He fought in a morally wrong war at an early age, but
struggled for truth and remorse for the rest of his life. The change was guided
by his conscience.
He vowed to fight for justice until he died, leaving behind an unfinished
mission.
Shiro Azuma, a Japanese veteran, passed away on Tuesday in Kyoto at the age
of 93.
After half a century of silent remorse, Azuma published his wartime diary in
1987. He was the first Japanese veteran to openly admit his war crimes.
Azuma was once a young soldier in Japan's Imperial Army. He served for four
years with the Japanese forces that invaded China.

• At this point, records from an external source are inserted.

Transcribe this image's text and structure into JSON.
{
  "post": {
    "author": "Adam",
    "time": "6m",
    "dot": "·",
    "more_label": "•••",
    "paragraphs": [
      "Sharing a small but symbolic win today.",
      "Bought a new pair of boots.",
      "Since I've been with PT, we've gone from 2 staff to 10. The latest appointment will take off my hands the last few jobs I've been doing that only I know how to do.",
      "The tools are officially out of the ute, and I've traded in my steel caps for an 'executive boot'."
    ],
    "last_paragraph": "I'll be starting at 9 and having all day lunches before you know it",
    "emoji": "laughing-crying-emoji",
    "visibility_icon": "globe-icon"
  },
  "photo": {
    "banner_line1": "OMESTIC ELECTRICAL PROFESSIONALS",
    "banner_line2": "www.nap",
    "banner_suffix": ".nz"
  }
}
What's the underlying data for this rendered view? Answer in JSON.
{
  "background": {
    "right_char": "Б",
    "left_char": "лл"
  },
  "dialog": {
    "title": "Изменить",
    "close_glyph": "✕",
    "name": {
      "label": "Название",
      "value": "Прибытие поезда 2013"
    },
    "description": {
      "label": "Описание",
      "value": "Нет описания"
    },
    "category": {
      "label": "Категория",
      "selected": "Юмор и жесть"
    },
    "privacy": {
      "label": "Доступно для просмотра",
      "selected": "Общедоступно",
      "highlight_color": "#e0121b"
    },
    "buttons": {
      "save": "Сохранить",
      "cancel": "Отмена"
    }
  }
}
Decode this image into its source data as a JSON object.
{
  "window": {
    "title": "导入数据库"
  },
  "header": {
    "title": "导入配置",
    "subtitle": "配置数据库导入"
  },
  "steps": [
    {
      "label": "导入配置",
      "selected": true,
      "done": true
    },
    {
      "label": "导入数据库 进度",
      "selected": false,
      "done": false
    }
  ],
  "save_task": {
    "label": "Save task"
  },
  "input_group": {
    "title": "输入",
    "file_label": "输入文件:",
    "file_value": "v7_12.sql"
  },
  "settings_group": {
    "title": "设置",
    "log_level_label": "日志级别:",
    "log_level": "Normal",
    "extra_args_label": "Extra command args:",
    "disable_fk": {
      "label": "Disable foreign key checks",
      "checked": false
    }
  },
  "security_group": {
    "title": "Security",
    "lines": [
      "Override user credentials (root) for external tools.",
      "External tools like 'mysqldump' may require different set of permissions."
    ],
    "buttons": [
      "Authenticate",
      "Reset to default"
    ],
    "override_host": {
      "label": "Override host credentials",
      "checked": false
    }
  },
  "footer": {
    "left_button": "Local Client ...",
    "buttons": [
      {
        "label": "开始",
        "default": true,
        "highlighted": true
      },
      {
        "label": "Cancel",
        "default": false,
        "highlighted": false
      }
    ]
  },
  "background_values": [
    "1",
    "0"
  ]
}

He was in China in 1938 and was determined to share his account of the
brutality and mass killings he witnessed in Nanjing.
Azuma blamed a system in his country for producing a military that believed
human life had no value.
In a few weeks after the invading Japanese troops captured Nanjing in
December 1937, they killed more than 300,000 defenceless civilians and unarmed
soldiers and raped more than 80,000 women.
Azuma's determination to ask his nation to re-examine its wartime behaviour
won him praise and criticism.
Azuma kept fighting in the courts for the right to talk about what Japanese
soldiers did to China 68 years ago.
He said his inspiration to share his story came from a Chinese soldier who
spared his life at the end of the war, despite having narrowly escaped death
under the Japanese occupation.
Azuma's actions may be of little consolation to those who suffered at his
hands. But personally, it was a way to make peace with the past.
His diary of Japanese soldiers' terrible wartime atrocities caused him to be
ostracized and sued for libel in Japan.
He was constantly molested by rightists. He was sued by a former soldier he
described as a war criminal in his diary.
Japanese courts judged three times that Azuma was guilty of fabrication and
libel.
Fearing for his life, he retired in a remote village outside Kyoto.
He was a role model for stepping forward and telling his countrymen and the
Chinese the truth of what he did, saw and heard about during the war.
Over the years, many Japanese have called on their government to apologize
and come to terms with the past.
All of their efforts were obstructed by the ultra-nationalists who claimed
the atrocities committed by Japanese soldiers during World War II were made up.
In 1988, Kenji Ono, a scholar and activist, interviewed more than 200 wartime
veterans from Aizu Wakamatsu Battalion during the infamous Nanjing Massacre.
His research offered the first Japanese account of the Nanjing Massacre.
Kenji Ono had to live in seclusion for fear of retaliation from the fanatical
ultra-nationalists.
Motoshima Hitoshi, mayor of Nagasaki, narrowly survived an assassination
attempt by an ultra-nationalist in 1989 for merely saying that Emperor Hirohito
was partly responsible for World War II an unpopular view in mainstream Japan.
He received death threats and became the city's first mayor to need police
protection.
The fact those who dared to present the truth had to hide themselves paints a
true picture of Japan's "remorse."
The conduct of the Japanese soldiers on our land should not be wiped from our
memory and the memory of our future generations. History tends to repeat itself
when one forgets. Azuma tried to keep his conscience alive in his later years.
For clearing his own conscience or sounding an alarm bell for his and younger
generations, Azuma deserves reverence.
Facing history squarely is a matter of conscience.